O pacote anterior, no final do ano passado, foi de corte de gastos, mas passou à História justamente por nada  cortar. Pior, na verdade, foi aumentar o tamanho do problema ao trazer a indicação de que haveria uma  redução de impostos, a isenção de imposto de renda para as remunerações abaixo de R$ 5 mil.

O corte que não houve foi, na realidade, uma redução de receita. Um fiasco.

O governo de fato encaminhou ao Congresso, logo a seguir, o outro pacote que ganhou a denominação de “reforma da renda” e também a numeração PL 1.087/95, tendo como relator o deputado Arthur Lira. Era redução dos impostos apenas sinalizada no pacote de redução da gastos, acompanhada de muitas novas criações da Receita Federal por incentivo do ministro Haddad.

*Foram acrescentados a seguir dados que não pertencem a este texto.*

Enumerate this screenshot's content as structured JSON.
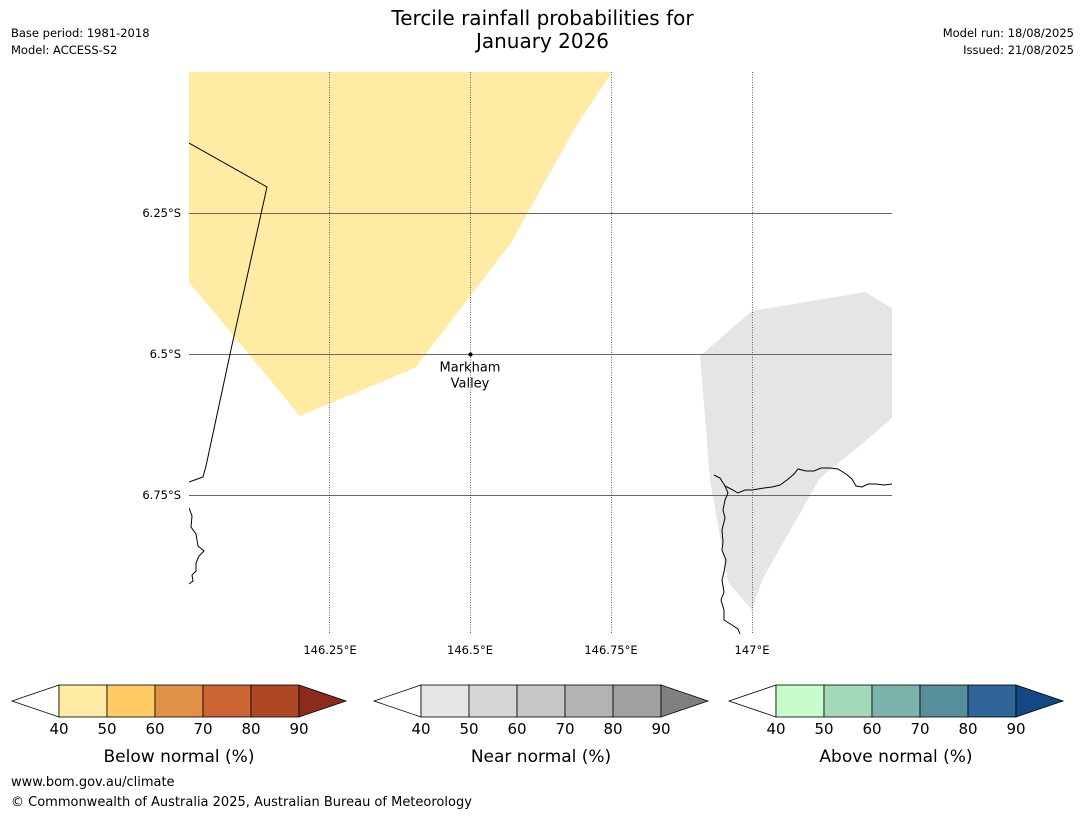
{
  "header": {
    "title_line1": "Tercile rainfall probabilities for",
    "title_line2": "January 2026",
    "base_period": "Base period: 1981-2018",
    "model": "Model: ACCESS-S2",
    "model_run": "Model run: 18/08/2025",
    "issued": "Issued: 21/08/2025"
  },
  "map": {
    "lat_labels": [
      "6.25°S",
      "6.5°S",
      "6.75°S"
    ],
    "lon_labels": [
      "146.25°E",
      "146.5°E",
      "146.75°E",
      "147°E"
    ],
    "location": {
      "name_line1": "Markham",
      "name_line2": "Valley"
    },
    "colors": {
      "below_normal_40_50": "#ffeba3",
      "near_normal_40_50": "#e5e5e5",
      "coastline": "#000000",
      "gridline": "#555555"
    }
  },
  "legends": [
    {
      "label": "Below normal (%)",
      "ticks": [
        "40",
        "50",
        "60",
        "70",
        "80",
        "90"
      ],
      "colors": [
        "#ffeba3",
        "#fecb64",
        "#e09145",
        "#cd6532",
        "#ae4726",
        "#8b2b1d"
      ]
    },
    {
      "label": "Near normal (%)",
      "ticks": [
        "40",
        "50",
        "60",
        "70",
        "80",
        "90"
      ],
      "colors": [
        "#e5e5e5",
        "#d6d6d6",
        "#c6c6c6",
        "#b3b3b3",
        "#a0a0a0",
        "#808080"
      ]
    },
    {
      "label": "Above normal (%)",
      "ticks": [
        "40",
        "50",
        "60",
        "70",
        "80",
        "90"
      ],
      "colors": [
        "#c9fccb",
        "#a3d9b7",
        "#7db3ad",
        "#578e9c",
        "#2f6598",
        "#134785"
      ]
    }
  ],
  "footer": {
    "url": "www.bom.gov.au/climate",
    "copyright": "© Commonwealth of Australia 2025, Australian Bureau of Meteorology"
  }
}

O timing do projeto reforma da renda foi deliberado: o governo pretende ingressar no período eleitoral com esse assunto em pauta. A ideia parece ser a de transformar a isenção de IR para as remunerações até
R$ 5 mil em algo como foi o auxílio emergencial nas eleições de 2022. O valor do auxílio, naquele momento, se tornou uma espécie de ticket para o vencedor, e com isso os candidatos competiram no quesito da generosidade, ainda que com o bolso alheio. Nesse contexto, o valor do auxílio acabou determinado numa espécie de leilão, com consequências funestas sobre as contas públicas.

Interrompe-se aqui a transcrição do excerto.